Overall, the ALJ's rejection of Dr. Blake's opinion, and his decision to give it no weight at all, is not supported by substantial evidence and is procedurally deficient. The administrative decision does not, as plaintiff notes, discuss many of the §404.1527 factors at all, or indicate how they factored into the ultimate decision. As the Rogers court stated, see 486 F.3d at 242, citing Wilson, supra, at 544, "[w]hen the treating physician's opinion is not controlling, the ALJ, in determining how much weight is appropriate, must consider a host of factors, including the length, frequency, nature, and extent of the treatment relationship; the supportability and consistency of the physician's conclusions; the specialization of the physician; and any other relevant factors." It is impossible to tell if the ALJ did that here, and the factors he did cite do not justify giving no weight to Dr. Blake's opinion, particularly in light of medical evidence which post-dates the opinion which was given controlling weight - Dr. Klyop's - by almost two years, and which Dr. Klyop clearly had no opportunity to comment on or consider. A remand is therefore in order.
There is one other unusual feature to this decision which also should be clarified. The ALJ did not find any severe mental impairment. He did not include any mental limitations in the hypothetical question posed to the vocational expert. Yet he found mental limitations in his residual functional capacity finding. There is no evidence that someone with these mental restrictions could perform plaintiff's past work. A remand will provide the Commissioner with an opportunity to clear up this seeming inconsistency.

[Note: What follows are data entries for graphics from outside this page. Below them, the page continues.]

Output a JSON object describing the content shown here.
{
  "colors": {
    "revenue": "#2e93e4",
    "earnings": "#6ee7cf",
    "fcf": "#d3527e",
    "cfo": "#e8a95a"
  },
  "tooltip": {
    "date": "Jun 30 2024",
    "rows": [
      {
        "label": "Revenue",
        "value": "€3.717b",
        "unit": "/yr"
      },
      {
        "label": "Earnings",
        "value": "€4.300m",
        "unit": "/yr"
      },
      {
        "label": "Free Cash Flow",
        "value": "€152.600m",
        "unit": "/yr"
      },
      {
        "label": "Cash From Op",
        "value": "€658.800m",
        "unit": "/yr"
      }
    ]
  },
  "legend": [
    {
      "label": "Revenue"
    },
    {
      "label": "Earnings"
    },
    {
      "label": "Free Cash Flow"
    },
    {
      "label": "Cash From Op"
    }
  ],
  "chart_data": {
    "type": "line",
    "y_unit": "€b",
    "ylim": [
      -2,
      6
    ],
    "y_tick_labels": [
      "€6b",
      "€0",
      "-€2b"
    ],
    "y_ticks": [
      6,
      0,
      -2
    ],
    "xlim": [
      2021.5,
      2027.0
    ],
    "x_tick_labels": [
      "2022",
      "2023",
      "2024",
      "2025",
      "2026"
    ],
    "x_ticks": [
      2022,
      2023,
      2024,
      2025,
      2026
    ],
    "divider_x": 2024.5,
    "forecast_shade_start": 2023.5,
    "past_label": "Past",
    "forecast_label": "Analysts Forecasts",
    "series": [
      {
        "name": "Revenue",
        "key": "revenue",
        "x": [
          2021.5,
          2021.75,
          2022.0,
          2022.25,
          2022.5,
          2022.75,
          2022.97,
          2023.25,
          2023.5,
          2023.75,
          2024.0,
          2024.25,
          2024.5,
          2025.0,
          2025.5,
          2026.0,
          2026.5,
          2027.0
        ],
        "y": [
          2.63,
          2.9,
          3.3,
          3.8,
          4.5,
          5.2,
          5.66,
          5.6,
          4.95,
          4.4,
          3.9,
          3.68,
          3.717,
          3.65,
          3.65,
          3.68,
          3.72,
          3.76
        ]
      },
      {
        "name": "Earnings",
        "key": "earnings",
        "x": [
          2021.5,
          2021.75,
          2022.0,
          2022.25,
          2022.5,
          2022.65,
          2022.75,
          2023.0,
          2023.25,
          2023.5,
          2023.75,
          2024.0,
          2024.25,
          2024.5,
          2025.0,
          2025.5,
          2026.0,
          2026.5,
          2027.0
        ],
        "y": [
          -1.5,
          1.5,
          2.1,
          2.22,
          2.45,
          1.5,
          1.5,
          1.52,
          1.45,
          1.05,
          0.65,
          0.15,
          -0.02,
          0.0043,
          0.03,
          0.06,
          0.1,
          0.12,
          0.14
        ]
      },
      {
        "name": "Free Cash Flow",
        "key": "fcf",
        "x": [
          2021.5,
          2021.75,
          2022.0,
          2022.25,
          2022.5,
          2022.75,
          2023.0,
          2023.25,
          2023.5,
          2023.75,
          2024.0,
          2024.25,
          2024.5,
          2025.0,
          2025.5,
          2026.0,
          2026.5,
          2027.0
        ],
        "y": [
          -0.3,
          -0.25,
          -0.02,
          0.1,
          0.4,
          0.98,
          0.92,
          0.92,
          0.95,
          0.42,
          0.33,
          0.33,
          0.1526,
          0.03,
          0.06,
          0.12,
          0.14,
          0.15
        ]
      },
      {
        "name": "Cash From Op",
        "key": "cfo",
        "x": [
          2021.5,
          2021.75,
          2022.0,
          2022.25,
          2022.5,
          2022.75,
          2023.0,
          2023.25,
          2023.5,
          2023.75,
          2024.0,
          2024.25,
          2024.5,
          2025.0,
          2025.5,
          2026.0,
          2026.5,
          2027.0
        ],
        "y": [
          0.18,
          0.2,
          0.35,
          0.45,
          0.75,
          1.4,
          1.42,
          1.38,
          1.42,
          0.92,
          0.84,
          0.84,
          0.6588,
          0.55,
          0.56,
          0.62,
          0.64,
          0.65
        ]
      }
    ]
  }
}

This conclusion largely moots any issue concerning the way in which the ALJ made his credibility finding. The Court does note, however, that this finding is committed to the ALJ in the first instance, see, e.g. Felisky v. Bowen, 35 F.3d 1027 (6th Cir. 1994), and the ALJ did have evidence before him of conflicting and inconsistent statements made by the plaintiff which justified viewing the plaintiff's report of debilitating symptoms with some skepticism.
VII. Recommended Decision
Based on the above discussion, it is recommended that the plaintiff's statement of errors be sustained to the extent that this case be remanded to the Commissioner pursuant to 42 U.S.C. §405(g), sentence four.
VIII. Procedure on Objections
If any party objects to this Report and Recommendation, that party may, within fourteen (14) days of the date of this Report, file and serve on all parties written objections to those specific proposed findings or recommendations to which objection is made, together with supporting authority for the objection(s). A judge of this Court shall make a de novo determination of those portions of the report or specified proposed findings or recommendations to which objection is made. Upon proper objections, a judge of this Court may accept, reject, or modify, in whole or in part, the findings or recommendations made herein, may receive further evidence or may recommit this matter to the magistrate judge with instructions. 28 U.S.C. §636(b)(1).
The parties are specifically advised that failure to object to the Report and Recommendation will result in a waiver of the right to have the district judge review the Report and Recommendation de novo, and also operates as a waiver of the right to appeal the decision of the District Court adopting the Report and Recommendation. See Thomas v. Arn, 474 U.S. 140 (1985); United States v. Walters, 638 F.2d 947 (6th Cir. 1981).